We passed through Newborough. Just before the church, on the middle of the street, stands an altar; but the legend vanished. I am informed, that where the Roman wall passes the north Tyne, it is by a wonderful bridge of great art, made with very large stones linked together with iron cramps, fastened with molten lead.
We do not wonder at the great quantity of antiquities here to be seen, when all the workmen of the Romans were generally got into Britain: as is evident from the Panegyrist to Maximian, sub finem.
Devotissima civitas Heduorum ex hac Britannicæ facultate victoriæ plurimos quibus illæ provinciæ redundabant, accepit artifices, et nunc extructione veterum domorum, et refectione operum publicorum et templorum instauratione resurgit.
Two remarks are naturally inferred from this testimony. 1. How fond the Romans were of this island; whence the cities, castles, roads, temples, altars, sculptures, and in general the whole face of the country here, vastly exceeded that of the continent. 2. When I returned home from this journey, and compared my drawings of the antiquities here exhibited, taken from the things themselves, with those that have been published before or since, by Mr. Alexander Gordon, or Mr. Horsley; it grieved me that, for want of a tolerable skill in design, they have given us such poor and wretched pictures of these elegant antiquities; so that the reader may not wonder when he views them both together: and indeed it gives foreigners a mean idea of the Roman works in our island; but very injuriously. I have therefore caused a good many of these to be engraven, to show the just difference.

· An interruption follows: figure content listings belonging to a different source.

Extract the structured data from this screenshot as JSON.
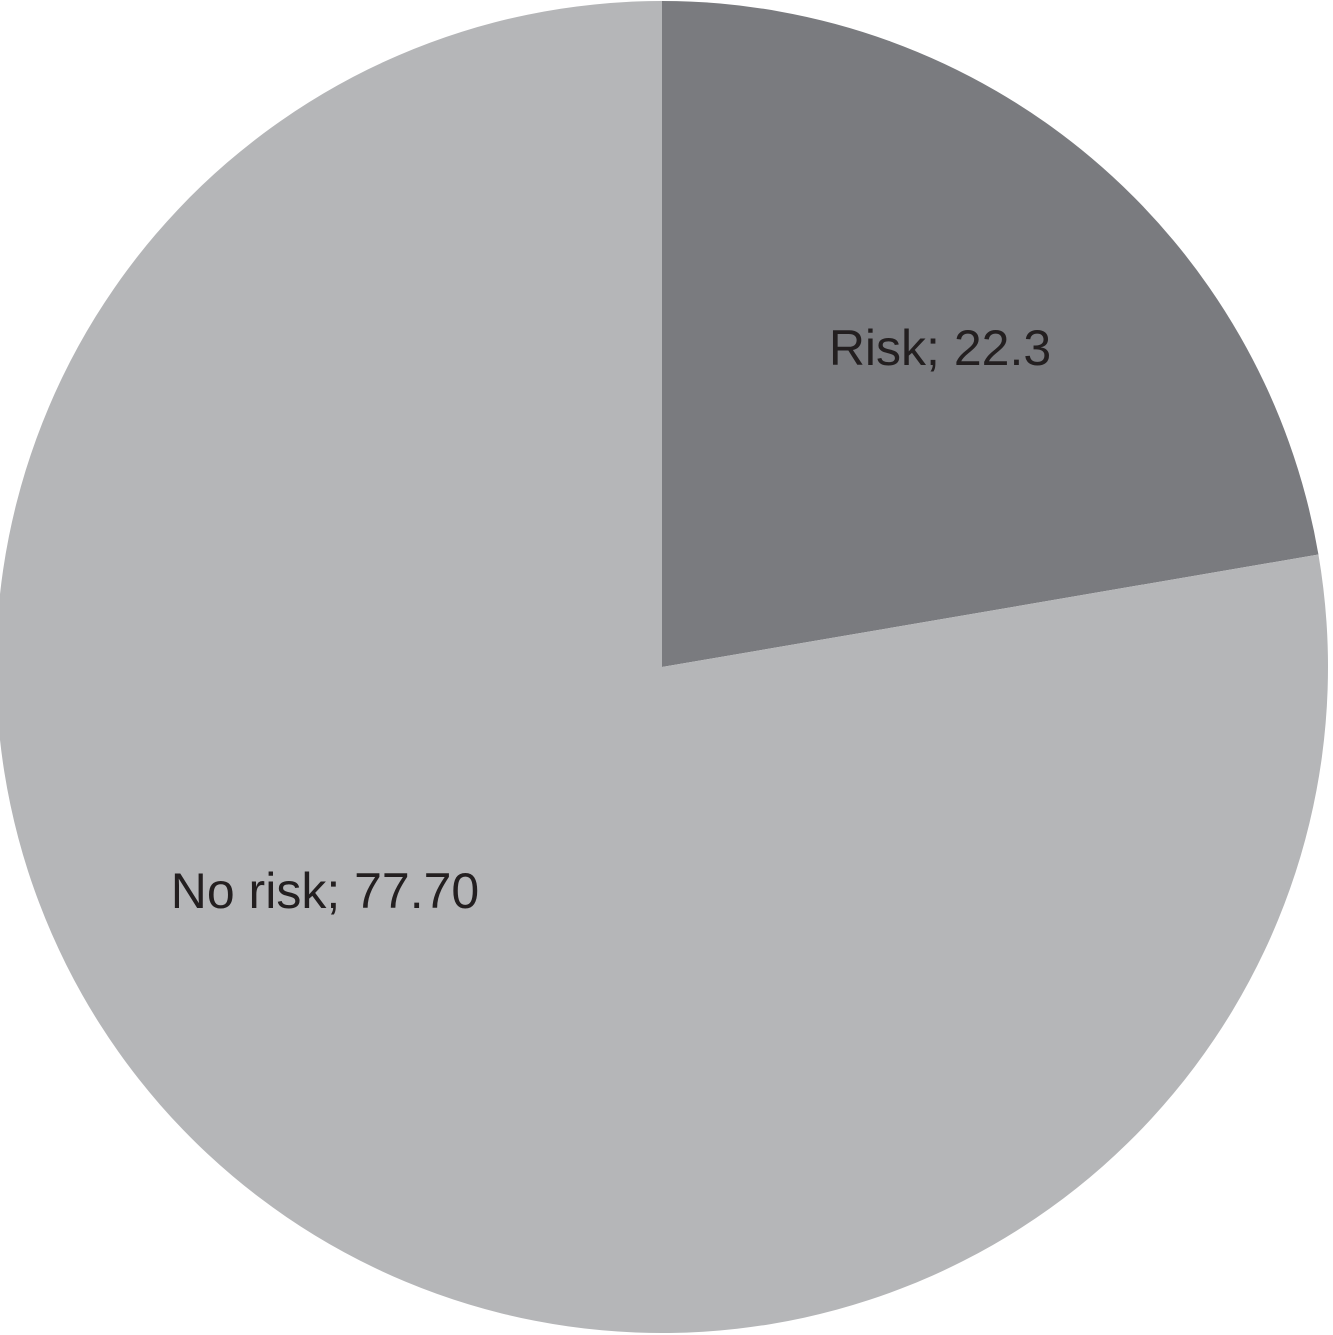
{
  "chart_data": {
    "type": "pie",
    "values": [
      22.3,
      77.7
    ],
    "value_labels": [
      "Risk; 22.3",
      "No risk; 77.70"
    ],
    "colors": [
      "#7a7b7f",
      "#b5b6b8"
    ]
  }
}
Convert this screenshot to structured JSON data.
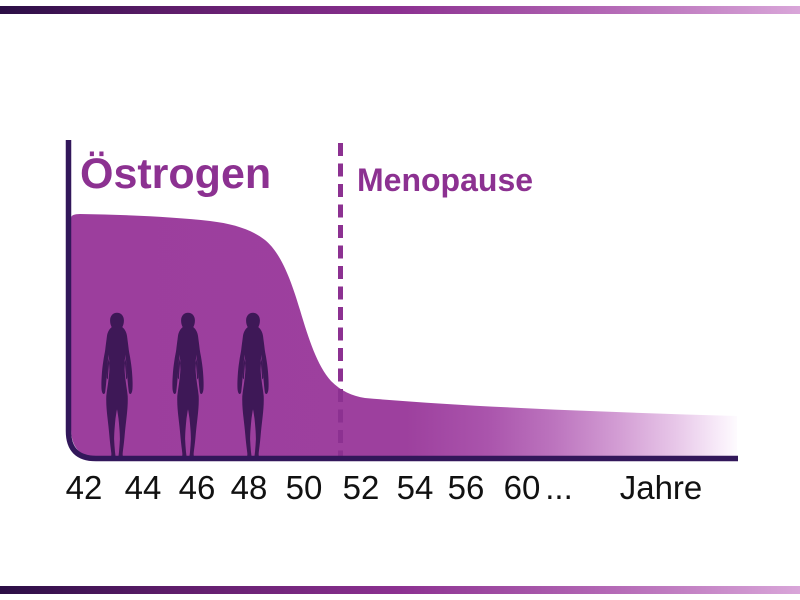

At Chesters an admirably carved stone was dug up lately, very large: the tenant of the farm caused it to be planed and turned into a grave-stone for himself; and it is now laid over him at the parish church.
HEXAM.
Hexham has a fine appearance every way; stands on a hill in a pleasant woody vale by the river Tyne; once a bishop’s see: the church dedicate to St. Andrew by the great Wilfred, who was the occasion of bringing my native country of Mercia to embrace christianity: he founded the priory of St. Leonard’s, between Stamford and Uffington, the first of the kingdom of Mercia: part of the church of his building remains, though turned into a barn: he built St. Peter’s church in Stamford, the first church there.
By Mr. Gale’s persuasion I wrote the whole primordia of Stamford, which I have by me. At Tickencote, hard by, is the most venerable church antiquity extant, the intire oratory of prince Peada, who founded Peterborough abbey. But return we to Hexam.
The cathedral is a large, lofty structure; but the body or west end, and the two towers, are intirely demolished: it was collegiate: a great building, called the College. Between it and the church are cloisters, now a garden. In the choir two knightly monuments of stone cross-legged; by the arms on their shields, Vernon and Umfrevile; they either went a warfare into the Holy Land, or vowed it: a tomb of one of the Northumbrian kings: two oratories over sepultures unknown: a tomb of a woman with a veil over her eyes.
Here has been much old-fashioned painting, upon wainscot and stucco, of bishops, saints, kings and queens; but, to the loss of history, defaced. This town was undoubtedly Roman. We judged the castrum was where the castellated building now stands, east of the market-place; which is the brow of a hill, and has a good prospect. The market-place, which is a square, lies between this and the cathedral.